Hardly the same, of course.  Graceland does, it’s true, have a preserved house, in which renowned national artist Elvis Presley passed his domestic hours, but in America the house is surrounded by a veritable city of huge grey-and-blue boxes that comprise a sort of Elvisian theme park, with restaurants, multimedia exhibits, and a ticketing booth like a bus station.


It’s also horrifically expensive.  You do not buy a ticket to the house, or even the grounds, but to one of various “tours,” ranging from the “Elvis Ultimate VIP” tour ($159.00) through the “Elvis Experience Tour” ($57.50) to the lowly “Graceland Mansion Including Planes” tour, which I chose ($43.75).  You then file through an airconditioned terminal, sit in a dark waiting room where you watch a video on Elvis’ life, and finally board a shuttle bus that takes you eleven feet to the attraction you’ve come to see.  On the way you’re handed a rubber-cased video pad with attached headphones, that will be your audio-video tour guide as you move room by room through the experience at a standardized pace.  I slung the pad over my shoulder and forgot about it.

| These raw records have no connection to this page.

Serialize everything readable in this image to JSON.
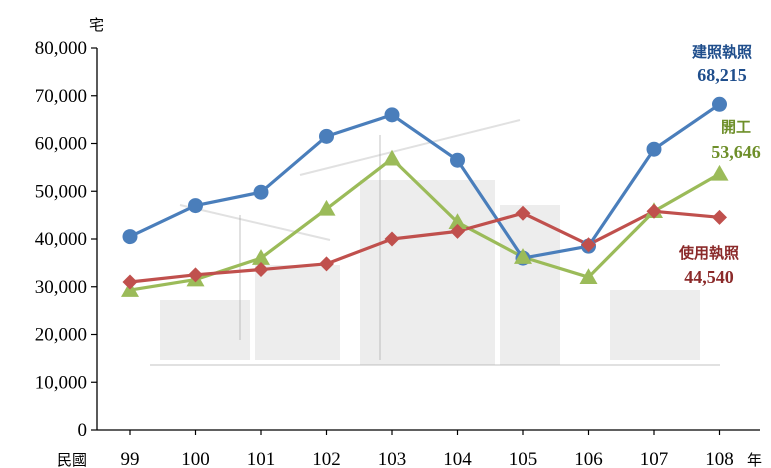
{
  "chart_data": {
    "type": "line",
    "y_unit": "宅",
    "x_prefix": "民國",
    "x_suffix": "年",
    "categories": [
      "99",
      "100",
      "101",
      "102",
      "103",
      "104",
      "105",
      "106",
      "107",
      "108"
    ],
    "ylim": [
      0,
      80000
    ],
    "yticks": [
      "0",
      "10,000",
      "20,000",
      "30,000",
      "40,000",
      "50,000",
      "60,000",
      "70,000",
      "80,000"
    ],
    "grid": false,
    "series": [
      {
        "name": "建照執照",
        "marker": "circle",
        "color": "#4a7ebb",
        "label_color": "#1f4e8c",
        "end_label": "68,215",
        "values": [
          40500,
          47000,
          49800,
          61500,
          66000,
          56500,
          36000,
          38500,
          58800,
          68215
        ]
      },
      {
        "name": "開工",
        "marker": "triangle",
        "color": "#9bbb59",
        "label_color": "#6e8f2a",
        "end_label": "53,646",
        "values": [
          29300,
          31500,
          36000,
          46300,
          56800,
          43500,
          36200,
          32000,
          45800,
          53646
        ]
      },
      {
        "name": "使用執照",
        "marker": "diamond",
        "color": "#c0504d",
        "label_color": "#8b2a2a",
        "end_label": "44,540",
        "values": [
          31000,
          32500,
          33600,
          34800,
          40000,
          41600,
          45400,
          38800,
          45800,
          44540
        ]
      }
    ]
  }
}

From the outside the mansion is quite handsome in the classic stone colonial style, with a white-pillared entry and shutter-framed windows.  But this disappointment doesn’t last long.  As soon as you enter the front door, the tackiness you expect engulfs you. 





I realize my blog is only adding the billionth exact duplicate of each of these photos—and poor iPad versions at that—but really, there’s nothing else one can do with one’s amazement as the queue moves from velvet rope to velvet rope through the house.  Not shown above are the TV lounge, the music lounge, the squash court, the green-carpeted stairs, and of course the grounds that include the family gravesite in a pillared peristyle with a pool and a statue of Jesus whose pedestal says “PRESLEY.”  Whether one’s tongue is in or out of one’s cheek, one has to click.


Indeed, there was a fine line between the overt absurdities of the young millionaire’s indulged whims, and the subtler nonsense afloat in the zeitgeist from which he picked.  Some rooms in the house were done quite “straight”—by 1950s standards.  The wood paneling, the carpeted stairs, the preponderance of mirrors, the china figurines on glass—in such things Elvis is reflected less as the creative force, more the victim equally with his culture of a runaway prototype domestic industrialism.


What I found missing from Graceland was the artist’s art.  Of course Elvis songs play constantly in the background in the theme park, and over the tour-pad headphones whenever I checked, and I ate my meatloaf lunch in the “Vernon’s Smokehouse” cafeteria to the tune of “You Ain’t Nothin’ But a Hound Dog,” “Don’t Be Cruel,” “Jailhouse Rock,” etc. on the sound system, but that’s not exactly the same thing.  The mansion has several pianos, but no writing room or sound studio; the museum hall downstairs has framed invoices from the house’s remodelling but no penciled lyric sheets or handdrawn musical notations.  Whatever came out of this young man that changed the world—and something surely did—America chooses to recognize it only in its effects, only in its remunerative capacity.  Only in its mirrors.

I had been routed at last to the gift shop when the skies opened up and a severe downpour came slashing across the theme park.  The parkinglot was a long walk away and the rain wasn’t letting up.  So I spent my last half-hour at Graceland trapped in the mecca of merchandise, eating a $5.00 ice-cream cone from the Elvis-themed sweet shop and humming helplessly along with Elvis tunes.  Eventually I ran for the parkinglot anyway, where my Miata was ankle-deep in a good old Tennessee puddle.